As reported in July by Minn Post’s Adam Platt and more broadly publicized last week in an article by Janet Moore in the Star Tribune, the Met Council’s project to extend light rail 14.5 miles from Minneapolis downtown to Eden Prairie now has an unknown total cost and unknown delivery date. Costs have blown past the initial budget and contingency budget dollars, and the rail will not be operational by 2023.
The Met Council’s public website for the project continues to lie about total costs and expected first-passengers delivery date in the “Project Facts” and “Project Timeline” sections.
The total costs may well be “$150 million to $200 million a mile” per Southwest project director Jim Alexander, quoted in the Star Tribune article.
To put this in context, adding a city freeway lane costs $15 million per lane-mile and repaving an asphalt street in our cities costs just under $1 million per lane-mile.
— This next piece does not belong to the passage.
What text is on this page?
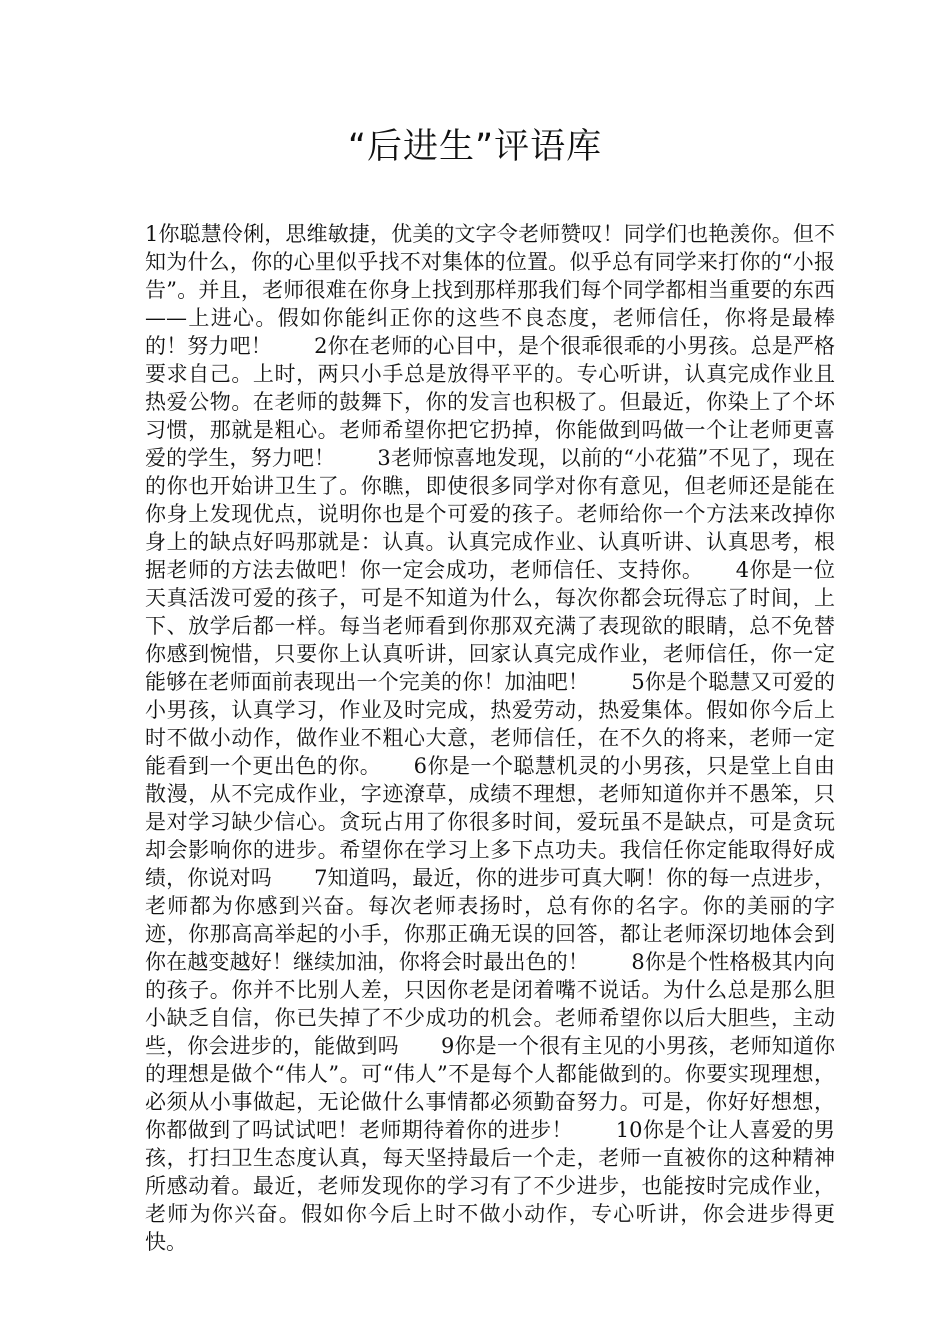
“后进生”评语库

1你聪慧伶俐，思维敏捷，优美的文字令老师赞叹！同学们也艳羡你。但不知为什么，你的心里似乎找不对集体的位置。似乎总有同学来打你的“小报告”。并且，老师很难在你身上找到那样那我们每个同学都相当重要的东西——上进心。假如你能纠正你的这些不良态度，老师信任，你将是最棒的！努力吧！　　2你在老师的心目中，是个很乖很乖的小男孩。总是严格要求自己。上时，两只小手总是放得平平的。专心听讲，认真完成作业且热爱公物。在老师的鼓舞下，你的发言也积极了。但最近，你染上了个坏习惯，那就是粗心。老师希望你把它扔掉，你能做到吗做一个让老师更喜爱的学生，努力吧！　　3老师惊喜地发现，以前的“小花猫”不见了，现在的你也开始讲卫生了。你瞧，即使很多同学对你有意见，但老师还是能在你身上发现优点，说明你也是个可爱的孩子。老师给你一个方法来改掉你身上的缺点好吗那就是：认真。认真完成作业、认真听讲、认真思考，根据老师的方法去做吧！你一定会成功，老师信任、支持你。　　4你是一位天真活泼可爱的孩子，可是不知道为什么，每次你都会玩得忘了时间，上下、放学后都一样。每当老师看到你那双充满了表现欲的眼睛，总不免替你感到惋惜，只要你上认真听讲，回家认真完成作业，老师信任，你一定能够在老师面前表现出一个完美的你！加油吧！　　5你是个聪慧又可爱的小男孩，认真学习，作业及时完成，热爱劳动，热爱集体。假如你今后上时不做小动作，做作业不粗心大意，老师信任，在不久的将来，老师一定能看到一个更出色的你。　　6你是一个聪慧机灵的小男孩，只是堂上自由散漫，从不完成作业，字迹潦草，成绩不理想，老师知道你并不愚笨，只是对学习缺少信心。贪玩占用了你很多时间，爱玩虽不是缺点，可是贪玩却会影响你的进步。希望你在学习上多下点功夫。我信任你定能取得好成绩，你说对吗　　7知道吗，最近，你的进步可真大啊！你的每一点进步，老师都为你感到兴奋。每次老师表扬时，总有你的名字。你的美丽的字迹，你那高高举起的小手，你那正确无误的回答，都让老师深切地体会到你在越变越好！继续加油，你将会时最出色的！　　8你是个性格极其内向的孩子。你并不比别人差，只因你老是闭着嘴不说话。为什么总是那么胆小缺乏自信，你已失掉了不少成功的机会。老师希望你以后大胆些，主动些，你会进步的，能做到吗　　9你是一个很有主见的小男孩，老师知道你的理想是做个“伟人”。可“伟人”不是每个人都能做到的。你要实现理想，必须从小事做起，无论做什么事情都必须勤奋努力。可是，你好好想想，你都做到了吗试试吧！老师期待着你的进步！　　10你是个让人喜爱的男孩，打扫卫生态度认真，每天坚持最后一个走，老师一直被你的这种精神所感动着。最近，老师发现你的学习有了不少进步，也能按时完成作业，老师为你兴奋。假如你今后上时不做小动作，专心听讲，你会进步得更快。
For every adult in Hennepin county, the LRT construction cost is $2900, just over 2-years-worth of round-trip fares for a daily bus rider and more than 3-years-worth of commute costs for a car driver on that route. If we divided the $2.9 Billion construction cost by the 17,000 daily rides, we could have just handed each of those expected commuters $170,000 and encouraged them to hire a private driver.
And with the downturn of travel of any sort to downtown Minneapolis due to work-from-home shifts and downtown crime safety concerns, the already-reduced forecasts for 17,000 trips daily on this line are looking more like fiction every day.
The question becomes: having wasted this much money and time on a project with no possible positive cost-benefit nor even sufficient anticipated ridership numbers to pay the ongoing operating expenses, will anyone have the courage to cancel it?
The Southwest Light Rail (SW LRT) has been controversial since it was first proposed. The Met Council, appointed by (DFL) governors creatively promoted and financed the project with promises of Federal funds, an added sales tax in Hennepin County and overly optimistic statements about how construction complexities would be resolved. US Senators Amy Klobuchar and Tina Smith have been enthusiastic supporters of the project and participated in the 2018 “groundbreaking” ceremonies.